Growli

Soil & potting mix

Best soil for Kai-lan (Gai Lan) (Brassica oleracea var. alboglabra)

Also called kai-lan, gai lan, Chinese broccoli, Chinese kale.

More about kai-lan (gai lan)

About Kai-lan (Gai Lan)

Brassica oleracea var. alboglabra · also called kai-lan, gai lan · edible

Kai-lan, or Chinese broccoli, is a Brassica oleracea grown for thick, sweet flowering stems, blue-green leaves, and small white-budded heads. Harvested before full bloom in roughly 50-70 days, it has a robust broccoli-like flavour, tolerates heat better than heading broccoli, and resprouts side shoots after the main stem is cut.

Preferred mix: Rich, firm, well-drained loam

Watch for — Clubroot: Swollen, distorted roots and stunting in infected brassica soils. Rotate crops, lime to near-neutral pH, and improve drainage.

Why kai-lan (gai lan) needs this mix

Kai-lan (Gai Lan) is a hungry, thirsty crop — it wants a rich, moisture-retentive but free-draining loam, well fed and never baked dry.

For the full picture on what makes up a good mix, see our guide to the main types of soil and potting media — it explains why each ingredient above behaves the way it does.

What goes wrong with the wrong mix

The wrong soil is one of the most common reasons kai-lan (gai lan) struggles, and the damage often shows up weeks later as a watering problem. For this species specifically:

Under-feeding and inconsistent moisture. Kai-lan (Gai Lan) needs genuinely rich soil plus steady watering — most disappointing crops come down to one or both being short.

pH — does it matter for kai-lan (gai lan)?

Kai-lan (Gai Lan) does best around pH 6.0-7.0 (slightly acidic to neutral). It is worth a cheap soil test for an outdoor bed; very acidic soil benefits from a little lime well before planting.

If you want to check or adjust it, the soil pH guide walks through testing and the safe ways to nudge a mix more acidic or more alkaline.

DIY mix vs a bagged one

For containers a good multipurpose or vegetable compost works for kai-lan (gai lan) with extra feed through the season. For beds, the real win is digging in plenty of well-rotted compost or manure — that beats any bag.

Drainage and the pot

Rich but free-draining is the target: raised beds and large containers both deliver it. Mulch heavily to even out moisture and roughly halve how often you water.

Kai-lan (Gai Lan) is usually grown for a single season, so "repotting" means starting fresh each year — never reuse exhausted, disease-prone compost for the same crop family. When the time comes, our repotting guide for kai-lan (gai lan) covers the timing and technique step by step.

Kai-lan (Gai Lan) soil — frequently asked questions

What is the best soil mix for kai-lan (gai lan)?

3 parts compost-amended loam or quality multipurpose compost : 1 part well-rotted garden compost or manure : 1 part perlite or grit (containers) / leaf mould (beds). Kai-lan (Gai Lan) grows fast and has a big crop to fill, so it draws heavily on both nutrients and water — a lean mix simply cannot keep up.

Can I use normal potting soil for kai-lan (gai lan)?
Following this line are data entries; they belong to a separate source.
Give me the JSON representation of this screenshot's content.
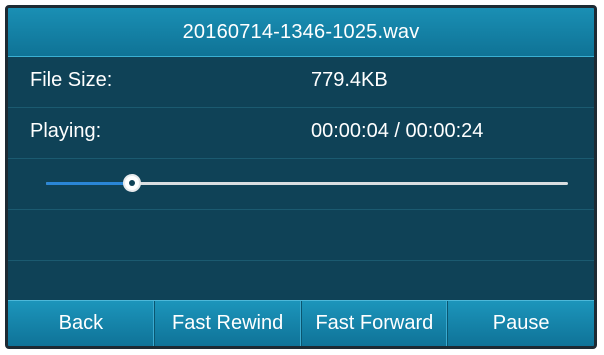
{
  "title": "20160714-1346-1025.wav",
  "file_size": {
    "label": "File Size:",
    "value": "779.4KB"
  },
  "playing": {
    "label": "Playing:",
    "value": "00:00:04 / 00:00:24",
    "progress": 0.165
  },
  "softkeys": {
    "back": "Back",
    "fast_rewind": "Fast Rewind",
    "fast_forward": "Fast Forward",
    "pause": "Pause"
  },
  "colors": {
    "background": "#0f4257",
    "bar": "#1183a8",
    "progress_fill": "#2a86d6",
    "progress_track": "#d9dde0"
  }
}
A poor, thin or sandy mix starves kai-lan (gai lan) — growth stalls, leaves pale, and yields collapse. For containers a good multipurpose or vegetable compost works for kai-lan (gai lan) with extra feed through the season. For beds, the real win is digging in plenty of well-rotted compost or manure — that beats any bag.

Does kai-lan (gai lan) need a special pH?

Kai-lan (Gai Lan) does best around pH 6.0-7.0 (slightly acidic to neutral). It is worth a cheap soil test for an outdoor bed; very acidic soil benefits from a little lime well before planting.

Should I buy a bagged mix or make my own for kai-lan (gai lan)?

For containers a good multipurpose or vegetable compost works for kai-lan (gai lan) with extra feed through the season. For beds, the real win is digging in plenty of well-rotted compost or manure — that beats any bag.

How often should I refresh the soil for kai-lan (gai lan)?

Kai-lan (Gai Lan) is usually grown for a single season, so "repotting" means starting fresh each year — never reuse exhausted, disease-prone compost for the same crop family. Rich but free-draining is the target: raised beds and large containers both deliver it. Mulch heavily to even out moisture and roughly halve how often you water.